Wednesday, June 11, 2014

THE FORGOTTEN WATTS by Joan K. Yanni

THE FORGOTTEN WATTS
by Joan K. Yanni
George Frederick Watts (1817-1904) was a giant in his time. Critic John Ruskin called him a genius, his Victorian public held him in awe. His allegorical paintings hung in their own gallery at the National Gallery of British Art (now the Tate) until the 1930s. Yet today he is almost unknown.
MAG owns two paintings by Watts:  The First Whisper of Love (68.61) and Youth in the Toils of Love (77.36), now on view in the late nineteenth-century Gallery. Both paintings are allegories; part of a series Watts began as The House of Life, a history of mankind, but which he never completed. In The First Whisper of Love, a mischievous Cupid whispers into the ear of a young man holding a spear, ready to go hunting. A few words from the God of Love, and the youth is sure to forget about the hunt and fall in love with a beautiful maiden.
The youth in the painting is close to the picture plane; his head, eyes half closed, seems to melt into the floral background. Watts's brushstrokes are heavy. He is known to have worked on his canvases intermittently over long periods of time, so that the exact dates of his paintings are hard to establish. Ours is dated 1860-62.
Watts was born in London to relative poverty.  His father was an unsuccessful piano manufacturer forced to become a piano tuner.  Watts studied informally for a short time in the studio of the sculptor William Behnes, where he drew from casts.  He developed a facility as a portrait draughtsman, and from the age of 16 supported himself. He entered the Royal Academy School in 1835, but attended few classes, saying that "the only teachers were the Elgin marbles."
Though largely untrained, Watts was industrious and determined, rising at dawn and spending all his daylight hours working. He first exhibited at the Royal Academy in 1837 and thereafter continued to submit literary subjects, history paintings, and portraits for exhibition. He visited Italy from 1843 to 1847, studying fresco technique and painting large canvases depicting scenes from Romantic literature.
Whether he was in Italy or London, friends and patrons took care of Watts's needs. After his return to London in 1851, he moved in with Henry Thoby Primsep and his wife Sara as a permanent house guest in Little Holland House, Kensington. Sara was said to observe, "He came to stay three days; he stayed thirty years." (Actually, it was only 24!)  The social circle in Kensington included Tennyson, William Morris, several Pre-Raphaelites, and almost everyone of importance. With these contacts, Watts began to paint a series of noted individuals of the time. He painted about 300 portraits, including personalities from Garibaldi to William Morris and the poets Tennyson and Browning.
In 1865 Watts met the patron Charles Rickards who began to buy his non-narrative symbolic paintings. It wasn't until 1877, with the first Grosvenor Gallery exhibition, that this area of his work was revealed to a large, admiring audience.

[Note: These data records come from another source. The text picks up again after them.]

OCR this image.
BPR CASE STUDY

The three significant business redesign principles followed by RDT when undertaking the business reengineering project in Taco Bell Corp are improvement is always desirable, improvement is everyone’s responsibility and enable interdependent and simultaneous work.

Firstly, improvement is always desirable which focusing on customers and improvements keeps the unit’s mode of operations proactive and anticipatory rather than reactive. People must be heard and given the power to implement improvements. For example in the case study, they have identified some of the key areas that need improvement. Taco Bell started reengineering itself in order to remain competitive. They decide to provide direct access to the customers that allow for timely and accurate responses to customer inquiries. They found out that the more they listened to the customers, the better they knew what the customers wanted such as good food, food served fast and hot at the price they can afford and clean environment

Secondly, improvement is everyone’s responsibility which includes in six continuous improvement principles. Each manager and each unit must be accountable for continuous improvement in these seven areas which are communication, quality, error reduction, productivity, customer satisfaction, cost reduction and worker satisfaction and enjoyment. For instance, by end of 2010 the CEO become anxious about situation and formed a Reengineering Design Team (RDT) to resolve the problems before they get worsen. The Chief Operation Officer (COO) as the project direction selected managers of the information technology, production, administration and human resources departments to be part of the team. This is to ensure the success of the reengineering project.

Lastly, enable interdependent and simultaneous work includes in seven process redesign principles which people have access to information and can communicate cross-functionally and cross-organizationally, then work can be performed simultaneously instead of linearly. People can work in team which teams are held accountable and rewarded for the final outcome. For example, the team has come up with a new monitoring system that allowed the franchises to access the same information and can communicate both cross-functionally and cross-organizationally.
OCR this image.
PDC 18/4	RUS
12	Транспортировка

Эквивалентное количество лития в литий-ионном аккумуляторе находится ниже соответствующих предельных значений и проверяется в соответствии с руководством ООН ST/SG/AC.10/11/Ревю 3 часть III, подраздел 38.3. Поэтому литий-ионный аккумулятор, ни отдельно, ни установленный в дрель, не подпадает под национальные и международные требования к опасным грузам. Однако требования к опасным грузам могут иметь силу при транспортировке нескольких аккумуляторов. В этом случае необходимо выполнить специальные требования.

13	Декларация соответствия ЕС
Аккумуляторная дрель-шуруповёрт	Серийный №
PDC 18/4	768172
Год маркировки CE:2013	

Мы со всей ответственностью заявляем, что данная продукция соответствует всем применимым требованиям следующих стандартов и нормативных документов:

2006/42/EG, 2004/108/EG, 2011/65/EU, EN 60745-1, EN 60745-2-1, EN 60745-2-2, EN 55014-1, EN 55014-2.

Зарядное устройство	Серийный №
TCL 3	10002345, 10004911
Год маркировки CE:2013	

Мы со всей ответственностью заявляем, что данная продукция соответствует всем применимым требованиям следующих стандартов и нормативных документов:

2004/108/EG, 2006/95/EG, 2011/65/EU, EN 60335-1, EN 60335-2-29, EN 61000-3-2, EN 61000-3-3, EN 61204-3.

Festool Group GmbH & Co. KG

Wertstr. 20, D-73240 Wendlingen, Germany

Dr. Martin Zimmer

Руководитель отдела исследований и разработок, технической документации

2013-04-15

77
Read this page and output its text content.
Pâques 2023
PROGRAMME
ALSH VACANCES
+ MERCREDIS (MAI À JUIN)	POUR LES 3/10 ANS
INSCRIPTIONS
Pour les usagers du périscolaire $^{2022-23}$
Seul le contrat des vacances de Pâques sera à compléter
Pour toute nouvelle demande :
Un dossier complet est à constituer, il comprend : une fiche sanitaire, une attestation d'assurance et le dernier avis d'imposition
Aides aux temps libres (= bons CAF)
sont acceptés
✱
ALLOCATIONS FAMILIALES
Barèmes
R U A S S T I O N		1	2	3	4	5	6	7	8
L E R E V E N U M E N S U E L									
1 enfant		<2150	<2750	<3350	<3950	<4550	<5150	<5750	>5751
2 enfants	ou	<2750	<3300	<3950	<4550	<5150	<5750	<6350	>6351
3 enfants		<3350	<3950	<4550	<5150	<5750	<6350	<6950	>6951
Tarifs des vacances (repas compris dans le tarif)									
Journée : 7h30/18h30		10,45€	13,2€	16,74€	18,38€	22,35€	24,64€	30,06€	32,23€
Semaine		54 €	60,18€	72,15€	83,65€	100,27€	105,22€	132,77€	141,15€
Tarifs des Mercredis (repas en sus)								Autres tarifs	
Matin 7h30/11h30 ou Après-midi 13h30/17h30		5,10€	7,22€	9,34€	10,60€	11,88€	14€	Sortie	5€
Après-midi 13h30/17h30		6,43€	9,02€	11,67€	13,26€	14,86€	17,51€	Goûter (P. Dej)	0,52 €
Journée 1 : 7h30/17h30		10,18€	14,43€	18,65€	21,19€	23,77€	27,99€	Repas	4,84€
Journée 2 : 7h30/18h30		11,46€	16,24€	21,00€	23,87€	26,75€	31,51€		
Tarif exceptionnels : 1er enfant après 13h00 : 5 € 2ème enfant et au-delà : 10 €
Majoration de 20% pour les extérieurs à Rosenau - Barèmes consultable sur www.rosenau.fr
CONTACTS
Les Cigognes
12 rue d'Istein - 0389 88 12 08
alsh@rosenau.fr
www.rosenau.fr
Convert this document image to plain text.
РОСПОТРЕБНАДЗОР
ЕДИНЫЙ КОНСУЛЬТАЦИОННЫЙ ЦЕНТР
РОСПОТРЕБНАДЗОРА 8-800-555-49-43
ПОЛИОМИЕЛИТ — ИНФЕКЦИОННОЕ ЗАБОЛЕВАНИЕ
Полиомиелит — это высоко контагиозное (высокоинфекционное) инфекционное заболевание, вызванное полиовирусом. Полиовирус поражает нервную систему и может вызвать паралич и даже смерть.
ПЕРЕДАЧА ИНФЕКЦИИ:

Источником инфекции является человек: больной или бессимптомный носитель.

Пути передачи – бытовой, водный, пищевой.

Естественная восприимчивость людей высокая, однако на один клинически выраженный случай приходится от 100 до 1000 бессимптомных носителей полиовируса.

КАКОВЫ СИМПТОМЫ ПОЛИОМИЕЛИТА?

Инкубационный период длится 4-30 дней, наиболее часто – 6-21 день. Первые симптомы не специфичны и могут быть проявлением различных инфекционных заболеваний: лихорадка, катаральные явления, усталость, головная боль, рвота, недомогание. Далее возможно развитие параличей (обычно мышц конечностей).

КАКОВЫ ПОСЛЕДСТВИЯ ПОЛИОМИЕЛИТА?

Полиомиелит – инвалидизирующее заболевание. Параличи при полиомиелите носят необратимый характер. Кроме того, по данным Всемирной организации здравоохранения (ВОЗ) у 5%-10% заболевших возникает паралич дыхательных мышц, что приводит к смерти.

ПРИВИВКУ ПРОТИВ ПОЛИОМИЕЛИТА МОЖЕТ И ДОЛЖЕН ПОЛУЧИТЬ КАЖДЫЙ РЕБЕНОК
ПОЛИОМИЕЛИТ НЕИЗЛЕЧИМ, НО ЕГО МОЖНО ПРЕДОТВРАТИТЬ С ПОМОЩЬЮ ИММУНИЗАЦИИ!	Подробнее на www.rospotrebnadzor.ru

Stylistically these works (including the Eve and Cain series and Time, Death and Judgment) show his study of classical forms and love of vibrant color.
In the late 1860s Watts turned to sculpture. He was able to capture unusual freedom of movement as well as expression in marble. In 1870 he received a commission from Hugh Lupus Grosvenor for an equestrian statue of his ancestor Hugh Lupus. Its success inspired Watts to create the monumental statue, Physical Energy, which he worked on until the end of his life. Here the exaggerated strength and dynamism of both horse and naked rider express the energy Watts thought to be characteristic of his age. He also executed a colossal statue of Tennyson for the city of Lincoln in 1903.
Watts's growing stature and reputation were heightened by exhibitions in England, New York and on the Continent, and he presented paintings to museums in the USA, Canada and France. He donated a series of portraits to the National Portrait Gallery in 1895, where many are still on view, and 23 allegorical paintings to the National Gallery of British Art. Though he twice refused the title of baronet, he accepted the new Order of Merit in 1902.
At the age of 69 he married Mary Fraser Tytler and they eventually settled in Compton, Surrey. In 1903, the year before Watts died, Mrs. Watts guided construction of an art gallery on their property as a shrine to her husband's art. It still stands today. She also designed and decorated an Art Nouveau Mortuary Chapel dedicated to him. Watts died in 1904, having lived a long, industrious, and successful life.  His work is uneven, but at its best it qualifies him as one of the masters of British art.
The painting's oak frame, designed by Watts, is thinly gilded so that the grain of wood shows through. This type of frame gained popularity and came to be known as the "Watts" frame.